Suppose a fungus on the outside of the epidermis of a young organ—say a leaf. It may be unable to penetrate into the plant, and finding no suitable food outside it dies: or it may be satisfied with the traces of organic matter on the epidermis and then lives the life of a saprophyte. Or it may be able to establish a hold-fast on the tender epidermal surface, but without entering the cells, and irritate the developing organ by contact stimulation, inducing slight abnormalities; if in its further, purely superficial growth such an epiphyte covers large areas of the leaf, and especially if the hyphae are dark coloured—e.g. Dematium and other "Sooty Moulds"—injury may be done to the leaf owing to the shading action which deprives the chlorophyll below of its full supply of solar energy. Some epiphytes, however, are able to fix their hyphae to the epidermis by sending minute peg-like projections into the cuticle—Trichosphaeria, Herpotrichia—while others send haustoria right through the outer epidermal walls—e.g. Erysiphe—and thus supplement mere contact-irritation and shading by actual absorption from the external cells. Here the fungus is a parasitic epiphyte.
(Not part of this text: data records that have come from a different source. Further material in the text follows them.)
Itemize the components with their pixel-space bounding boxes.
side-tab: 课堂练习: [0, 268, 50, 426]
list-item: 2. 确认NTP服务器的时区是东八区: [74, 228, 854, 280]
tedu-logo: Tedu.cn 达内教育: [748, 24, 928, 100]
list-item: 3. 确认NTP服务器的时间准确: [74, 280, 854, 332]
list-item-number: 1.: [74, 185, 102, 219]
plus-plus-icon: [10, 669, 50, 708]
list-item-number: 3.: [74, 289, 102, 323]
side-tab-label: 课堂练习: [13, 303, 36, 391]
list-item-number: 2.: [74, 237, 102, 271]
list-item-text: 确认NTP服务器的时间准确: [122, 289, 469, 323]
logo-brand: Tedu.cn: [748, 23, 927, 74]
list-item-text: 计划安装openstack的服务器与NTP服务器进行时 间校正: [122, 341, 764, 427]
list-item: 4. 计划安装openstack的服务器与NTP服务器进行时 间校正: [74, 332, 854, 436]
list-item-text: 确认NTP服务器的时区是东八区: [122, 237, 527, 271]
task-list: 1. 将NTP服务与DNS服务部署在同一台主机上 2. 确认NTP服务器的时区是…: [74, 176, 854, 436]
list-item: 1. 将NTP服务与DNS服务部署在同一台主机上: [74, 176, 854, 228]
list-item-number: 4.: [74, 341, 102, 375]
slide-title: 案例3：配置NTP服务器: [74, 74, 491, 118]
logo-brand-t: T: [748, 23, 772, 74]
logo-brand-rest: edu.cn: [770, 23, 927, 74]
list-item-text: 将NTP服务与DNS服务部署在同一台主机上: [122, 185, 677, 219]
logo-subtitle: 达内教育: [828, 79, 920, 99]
A stage further is attained in those fungi which enter the stomata and live in the intercellular spaces—e.g. many Uredineae and Phytophthora—and many such intercellular endophytes increase their attack on the cells by piercing their walls with minute (Cystopus) or large and branched (Peronospora) haustoria, or even eventually pierce the cells and traverse them bodily (Pythium). In all these cases it is clear that conflicts must occur between poison and antidote, acid and alkali, attractive and repellent substances, enzyme and enzyme, etc., as was hinted at above; and the same must take place when the parasite is endophytic and intracellular from the first, as in Chytridiaceae, etc., the zoospores of which pierce the outer cell-walls and forthwith grow into the cells. There are also fungi which, while able to pierce the outer cell-walls, and grow forward in the thickness of the wall itself, cannot enter the living cells themselves—e.g. Botrytis. In the example mentioned, the fungus excretes a poison, oxalic acid, which soaks into and kills the cells next its point of attack: into these dead cells it then extends, and, invigorated by feeding on them, extends into other cell-walls and excretes more poison, and so on.
On the basis of the foregoing it seems possible to sketch a general view of the nature of parasitism. In order that a fungus may enter the cells it must be able to overcome not only the resistance of the cell-walls, but that of the living protoplasm also: if it cannot do the latter it must remain outside, as a mere epiphyte, or at most an intercellular endophyte. If it can do neither it must either content itself with a saprophytic existence or fail, so far as that particular host-plant is concerned. Its inability to enter may be due to there being no chemotropic attraction, or to its incapacity to dissolve the cell-walls, or to the existence in the cell of some antagonistic substance which neutralises its acid secretions, destroys its enzymes or poisons, or is even directly poisonous to it.
Moreover when once inside it does not follow that it can kill the cell. The protoplasm of the latter may have been unable to prevent the fungus enemy from breaking through its first line of defence—the cell-wall, but it may be quite capable of maintaining the fight at close quarters, and we see signs of the progress of the struggle in hypertrophy, accumulation of stores, and other changes in the invaded cells and their contents.